Lecture Date: January 30, 2024
The UMW Theatre Lecture
After an introduction to the life and work of Sam Shepard, John will examine the many themes that animate his 1984 play True West, which is being presented in the spring semester by the UMW Theatre Department.
The play answers the dramatic question: What happens when two antagonistic brothers are couped up in their mother’s house on the edge of the desert? Before the final standoff, a typewriter, ample toast, and a badly abused ten iron will be weaponized by the pair.
Shepard’s trademark mix of dark humor, family treachery, and dramatic tension are present throughout True West. However, its author is out for something more with this play. Though the future Pulitzer finalist almost died stillborn.
The playwright knew True West was the best thing he’d written as soon as the play was finished. Yet, getting its premiere off the ground in New York City was long delayed by none other than Shepard’s own actions – his disappearing at critical times during pre-production in order to star in the film Raggedy Man, and sparking endless long-distance battles with legendary producer Joe Papp over casting choices. John will present a short version of this perplexing incident in Shepard’s career and how the play was ultimately pulled from the fire and restored in a second “premiere,” 3,000 miles from Broadway.
The themes to be subsequently discussed will include the long and twisty roots of Shepard’s belief in multiple personalities, which in part drives the plot of True West. As an adult, this idea was reinforced for him through his involvement with G.I. Gurdjief, a Russian mystic of dubious reputation. John will discuss the main ideas behind Gurdjief’s belief system and the ways in which it impacted both play and playwright.

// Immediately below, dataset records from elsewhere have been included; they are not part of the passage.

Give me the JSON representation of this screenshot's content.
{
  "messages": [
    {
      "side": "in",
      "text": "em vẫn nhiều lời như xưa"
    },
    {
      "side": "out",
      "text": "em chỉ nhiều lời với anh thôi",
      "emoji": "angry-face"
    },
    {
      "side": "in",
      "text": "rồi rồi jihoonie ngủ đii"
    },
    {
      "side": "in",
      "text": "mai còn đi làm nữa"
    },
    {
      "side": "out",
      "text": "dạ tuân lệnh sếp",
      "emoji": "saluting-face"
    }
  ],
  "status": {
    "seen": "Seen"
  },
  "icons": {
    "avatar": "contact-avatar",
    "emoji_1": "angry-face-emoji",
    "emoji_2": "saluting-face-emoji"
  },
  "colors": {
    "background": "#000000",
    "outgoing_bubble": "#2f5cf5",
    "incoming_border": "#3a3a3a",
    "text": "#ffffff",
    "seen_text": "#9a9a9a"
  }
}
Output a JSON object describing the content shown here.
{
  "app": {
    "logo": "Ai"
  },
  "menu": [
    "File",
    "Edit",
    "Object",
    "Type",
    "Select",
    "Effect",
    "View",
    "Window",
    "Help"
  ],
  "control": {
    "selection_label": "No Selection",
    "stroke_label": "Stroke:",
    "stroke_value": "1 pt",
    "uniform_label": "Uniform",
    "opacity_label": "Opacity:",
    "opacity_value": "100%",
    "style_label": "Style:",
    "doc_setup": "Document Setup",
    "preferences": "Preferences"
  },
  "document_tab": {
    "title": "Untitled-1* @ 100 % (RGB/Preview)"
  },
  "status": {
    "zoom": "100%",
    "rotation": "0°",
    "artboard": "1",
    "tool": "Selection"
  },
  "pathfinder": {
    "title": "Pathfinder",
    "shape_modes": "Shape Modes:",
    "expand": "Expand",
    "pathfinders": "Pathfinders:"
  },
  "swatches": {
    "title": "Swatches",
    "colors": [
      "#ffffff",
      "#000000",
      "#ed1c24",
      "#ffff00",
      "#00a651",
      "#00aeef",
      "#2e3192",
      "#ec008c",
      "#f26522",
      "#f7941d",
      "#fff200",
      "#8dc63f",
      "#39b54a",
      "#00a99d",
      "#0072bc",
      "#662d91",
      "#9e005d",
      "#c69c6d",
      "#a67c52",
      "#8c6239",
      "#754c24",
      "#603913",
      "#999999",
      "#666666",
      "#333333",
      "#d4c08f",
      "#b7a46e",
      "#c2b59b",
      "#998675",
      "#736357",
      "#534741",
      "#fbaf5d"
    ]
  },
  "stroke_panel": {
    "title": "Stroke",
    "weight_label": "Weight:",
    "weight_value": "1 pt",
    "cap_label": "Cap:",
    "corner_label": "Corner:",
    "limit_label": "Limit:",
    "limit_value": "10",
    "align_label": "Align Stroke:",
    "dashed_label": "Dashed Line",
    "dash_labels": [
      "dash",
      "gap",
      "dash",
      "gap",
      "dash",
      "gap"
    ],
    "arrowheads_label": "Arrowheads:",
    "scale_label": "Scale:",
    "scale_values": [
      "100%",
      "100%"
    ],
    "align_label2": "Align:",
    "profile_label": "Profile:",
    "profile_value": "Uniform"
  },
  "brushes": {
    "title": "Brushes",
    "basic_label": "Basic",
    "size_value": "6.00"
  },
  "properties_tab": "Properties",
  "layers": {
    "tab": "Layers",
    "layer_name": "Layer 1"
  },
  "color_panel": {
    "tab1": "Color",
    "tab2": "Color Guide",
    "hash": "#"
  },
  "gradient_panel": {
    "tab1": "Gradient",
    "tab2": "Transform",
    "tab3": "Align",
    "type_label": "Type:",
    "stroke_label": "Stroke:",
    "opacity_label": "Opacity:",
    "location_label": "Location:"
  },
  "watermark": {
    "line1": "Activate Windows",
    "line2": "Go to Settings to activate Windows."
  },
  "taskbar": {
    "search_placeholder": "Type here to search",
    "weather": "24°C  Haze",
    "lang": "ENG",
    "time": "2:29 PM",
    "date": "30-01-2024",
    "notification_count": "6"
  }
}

Shepard’s relationship with his alcoholic father, a one-time war hero and teacher who became mostly absent from his son’s post-adolescent life, hovers like a specter over True West. He is a subject of both humor and fear, and always a cautionary tale that the two brothers must recognize before it becomes too late for them.
The closing of the frontier in 1890 and the subsequent death of the American West were topics that long interested Shepard. In his plays and prose, he often riffs on the idea of an authentic West versus its disheartening modern replacement marked by overdevelopment, fake adobe storefronts, rampant consumerism, and casual vulgarity. As he famously said early in his career, “Old ranchero California is dead.”
Speaker: John Winters
John J. Winters is a veteran journalist, arts writer, educator, and author of Sam Shepard: A Life.
He is a Massachusetts native whose career has included everything from racing horses, to working for a Fortune 500 company, to teaching in the state’s prison system. Over the past three decades, John has written for newspapers, magazines, web sites and for broadcast.
He turned his academic focus to the life and work of Sam Shepard nearly a decade ago. The result was his 2017 biography of the renowned playwright, fiction writer, horseman, and actor.
John is a graduate of Emerson College and Bridgewater State University, and has taught at Bridgewater, Roger Williams University, and in the Department of Corrections division of Community Colleges of Rhode Island.
He lives in Rhode Island with his wife, Karen Callan, and their pets.